Usha
Would you say that an overall score of 54% is too bad - bad enough to be expelled from a school? This is exactly what a school has said to the child of a friend. In the 9th standard she has scored 54% and the school wants her out because they do not want any child scoring less than 60% to appear for the board exams. Reason: It will affect the reputation of the school if they do not have a 100% first class result in the board exams.
Now whose fault is it if the child did not score first class marks so far? Is it not as much a comment on the abilities of the teachers at the school if they could not motivate the child to do better in the nine years the child was there? If a school chooses the brightest of children and gets first class results, why do we need a school?
In any case who decides these grades anyway? Is there room in the world only for human beings who can score 60% and above? Is the system so fool proof as to label children’s capabilities ? And for god’s sake, this is just school leaving certificate not a specialization degree. Do they realize the blow this has given to an adoloscent’s self confidence?
And the pity is no one cares. There is a long queue outside the principal’s office for application forms to admit children into the school.
If it is any consolation, we are not alone in this. There is a very illuminating article on this written by John Taylor Gatto, New York State Teacher of the Year, 1991. It is called the
“Six-Lesson Schoolteacher” (You can read the whole article at http://www.cantrip.org/gatto.html)

Here are some excerpts:
Teaching means many different things, but six lessons are common to school teaching from Harlem to Hollywood. You pay for these lessons in more ways than you can imagine, so you might as well know what they are:
The first lesson I teach is: "Stay in the class where you belong
The second lesson I teach kids is to turn on and off like a light switch.
The third lesson I teach you is to surrender your will to a predestined chain of command. Rights may be granted or withheld, by authority, without appeal.
The fourth lesson I teach is that only I determine what curriculum you will study.
In lesson five I teach that your self-respect should depend on an observer's measure of your worth. My kids are constantly evaluated and judged. A monthly report, impressive in its precision, is sent into students' homes to spread approval or to mark exactly -- down to a single percentage point -- how dissatisfied with their children parents should be. Although some people might be surprised how little time or reflection goes into making up these records, the cumulative weight of the objective- seeming documents establishes a profile of defect which compels a child to arrive at a certain decisions about himself and his future based on the casual judgment of strangers.
In lesson six I teach children that they are being watched.

Self-evaluation -- the staple of every major philosophical system that ever appeared on the planet -- is never a factor in these things. The lesson of report cards, grades, and tests is that children should not trust themselves or their parents, but must rely on the evaluation of certified officials. People need to be told what they are worth.

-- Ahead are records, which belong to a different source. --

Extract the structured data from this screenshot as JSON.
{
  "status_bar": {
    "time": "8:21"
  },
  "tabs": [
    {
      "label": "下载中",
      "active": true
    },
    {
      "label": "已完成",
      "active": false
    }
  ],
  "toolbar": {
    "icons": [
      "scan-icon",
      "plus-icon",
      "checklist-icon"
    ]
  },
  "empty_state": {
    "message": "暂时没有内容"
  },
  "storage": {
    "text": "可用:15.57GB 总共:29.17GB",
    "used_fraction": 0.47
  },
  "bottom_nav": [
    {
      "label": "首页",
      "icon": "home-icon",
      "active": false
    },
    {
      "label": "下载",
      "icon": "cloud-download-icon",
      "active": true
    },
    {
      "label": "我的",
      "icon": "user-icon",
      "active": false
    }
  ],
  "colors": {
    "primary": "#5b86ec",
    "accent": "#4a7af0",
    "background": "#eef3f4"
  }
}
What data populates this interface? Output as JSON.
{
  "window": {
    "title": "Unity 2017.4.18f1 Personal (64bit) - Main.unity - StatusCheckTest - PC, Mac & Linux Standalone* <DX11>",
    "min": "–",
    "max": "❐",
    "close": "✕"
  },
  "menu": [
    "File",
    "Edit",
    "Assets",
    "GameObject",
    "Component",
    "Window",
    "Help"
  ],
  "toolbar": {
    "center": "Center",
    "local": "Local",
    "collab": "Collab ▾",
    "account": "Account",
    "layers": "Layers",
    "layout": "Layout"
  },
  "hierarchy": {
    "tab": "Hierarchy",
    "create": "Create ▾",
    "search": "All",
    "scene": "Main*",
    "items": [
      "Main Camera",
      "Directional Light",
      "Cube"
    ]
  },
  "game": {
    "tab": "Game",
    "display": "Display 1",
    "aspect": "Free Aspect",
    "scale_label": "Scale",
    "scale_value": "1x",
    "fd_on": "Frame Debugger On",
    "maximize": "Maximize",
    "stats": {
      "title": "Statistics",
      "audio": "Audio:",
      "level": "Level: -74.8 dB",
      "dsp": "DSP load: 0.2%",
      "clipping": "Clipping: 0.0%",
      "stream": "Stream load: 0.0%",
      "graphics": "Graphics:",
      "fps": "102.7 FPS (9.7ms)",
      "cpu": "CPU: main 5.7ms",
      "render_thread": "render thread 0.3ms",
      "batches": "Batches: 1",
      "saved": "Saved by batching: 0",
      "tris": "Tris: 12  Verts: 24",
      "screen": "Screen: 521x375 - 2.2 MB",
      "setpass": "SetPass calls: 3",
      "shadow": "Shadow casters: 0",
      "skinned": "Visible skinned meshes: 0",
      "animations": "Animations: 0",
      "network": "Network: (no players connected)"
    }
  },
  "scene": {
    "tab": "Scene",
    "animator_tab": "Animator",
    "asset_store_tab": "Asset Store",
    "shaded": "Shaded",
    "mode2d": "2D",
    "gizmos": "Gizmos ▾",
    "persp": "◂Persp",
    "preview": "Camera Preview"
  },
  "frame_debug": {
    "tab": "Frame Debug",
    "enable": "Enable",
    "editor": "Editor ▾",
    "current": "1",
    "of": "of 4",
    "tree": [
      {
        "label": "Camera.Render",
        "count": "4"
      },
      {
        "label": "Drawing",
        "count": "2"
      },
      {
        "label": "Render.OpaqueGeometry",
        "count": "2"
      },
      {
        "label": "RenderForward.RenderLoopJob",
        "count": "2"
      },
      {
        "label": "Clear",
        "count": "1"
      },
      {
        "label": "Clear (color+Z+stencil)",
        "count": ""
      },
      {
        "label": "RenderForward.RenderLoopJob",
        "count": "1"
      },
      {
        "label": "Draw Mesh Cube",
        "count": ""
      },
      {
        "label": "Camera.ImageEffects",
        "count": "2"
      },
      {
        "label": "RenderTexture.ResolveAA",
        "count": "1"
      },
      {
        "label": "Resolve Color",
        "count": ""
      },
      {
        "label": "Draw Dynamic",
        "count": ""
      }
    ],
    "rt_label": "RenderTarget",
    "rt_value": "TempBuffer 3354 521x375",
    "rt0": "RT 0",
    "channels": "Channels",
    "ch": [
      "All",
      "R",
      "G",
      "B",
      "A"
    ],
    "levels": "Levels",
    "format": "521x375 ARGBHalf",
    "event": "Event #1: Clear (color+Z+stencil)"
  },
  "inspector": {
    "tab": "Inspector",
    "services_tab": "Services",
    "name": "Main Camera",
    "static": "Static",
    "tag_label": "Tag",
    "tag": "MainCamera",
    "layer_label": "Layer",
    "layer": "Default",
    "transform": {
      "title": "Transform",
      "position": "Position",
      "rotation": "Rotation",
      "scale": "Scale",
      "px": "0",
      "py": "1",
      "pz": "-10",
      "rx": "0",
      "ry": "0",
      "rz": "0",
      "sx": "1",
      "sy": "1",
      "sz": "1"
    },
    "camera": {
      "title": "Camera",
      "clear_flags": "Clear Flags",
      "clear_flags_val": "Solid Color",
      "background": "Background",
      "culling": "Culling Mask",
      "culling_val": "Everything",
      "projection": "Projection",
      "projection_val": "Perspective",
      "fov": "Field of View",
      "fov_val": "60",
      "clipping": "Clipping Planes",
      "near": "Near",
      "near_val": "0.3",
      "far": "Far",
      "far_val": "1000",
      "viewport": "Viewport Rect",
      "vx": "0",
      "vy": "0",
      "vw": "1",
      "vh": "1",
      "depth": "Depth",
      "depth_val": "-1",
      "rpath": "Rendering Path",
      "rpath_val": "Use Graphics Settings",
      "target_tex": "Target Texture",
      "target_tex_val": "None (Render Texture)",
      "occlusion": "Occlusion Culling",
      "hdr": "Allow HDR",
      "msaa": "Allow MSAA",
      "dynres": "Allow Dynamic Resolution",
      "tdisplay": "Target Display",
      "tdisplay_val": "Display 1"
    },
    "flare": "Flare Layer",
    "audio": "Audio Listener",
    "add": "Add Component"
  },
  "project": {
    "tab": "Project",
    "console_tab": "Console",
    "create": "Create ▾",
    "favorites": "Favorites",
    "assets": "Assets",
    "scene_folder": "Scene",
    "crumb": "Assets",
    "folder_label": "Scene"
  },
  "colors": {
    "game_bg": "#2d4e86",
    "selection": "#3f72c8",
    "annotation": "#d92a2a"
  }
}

It only takes about 50 contact hours to transmit basic literacy and math skills well enough that kids can be self-teachers from then on. The cry for "basic skills" practice is a smokescreen behind which schools pre-empt the time of children for twelve years and teach them the six lessons I've just taught you
Institutional schoolteachers are destructive to children's development. Nobody survives the Six-Lesson Curriculum unscathed, not even the instructors. The method is deeply and profoundly anti-educational. No tinkering will fix it. In one of the great ironies of human affairs, the massive rethinking that schools require would cost so much less than we are spending now that it is not likely to happen. First and foremost, the business I am in is a jobs project and a contract-letting agency. We cannot afford to save money, not even to help children.
At the pass we've come to historically, and after 26 years of teaching, I must conclude that one of the only alternatives on the horizon for most families is to teach their own children at home. Small, de- institutionalized schools are another. Some form of free-market system for public schooling is the likeliest place to look for answers. But the near impossibility of these things for the shattered families of the poor, and for too many on the fringes of the economic middle class, foretell that the disaster of Six-Lesson Schools is likely to continue.
…the lessons of school prevent children from keeping important appointments with themselves and their families, to learn lessons in self-motivation, perseverance, self-reliance, courage, dignity and love -- and, of course, lessons in service to others, which are among the key lessons of home life.
Thirty years ago these things could still be learned in the time left after school. But television has eaten most of that time, and a combination of television and the stresses peculiar to two-income or single-parent families have swallowed up most of what used to be family time. Our kids have no time left to grow up fully human, and only thin-soil wastelands to do it in.
A future is rushing down upon our culture which will insist that all of us learn the wisdom of non-material experience; this future will demand, as the price of survival, that we follow a pace of natural life economical in material cost. These lessons cannot be learned in schools as they are. School is like starting life with a 12-year jail sentence in which bad habits are the only curriculum truly learned. I teach school and win awards doing it. I should know.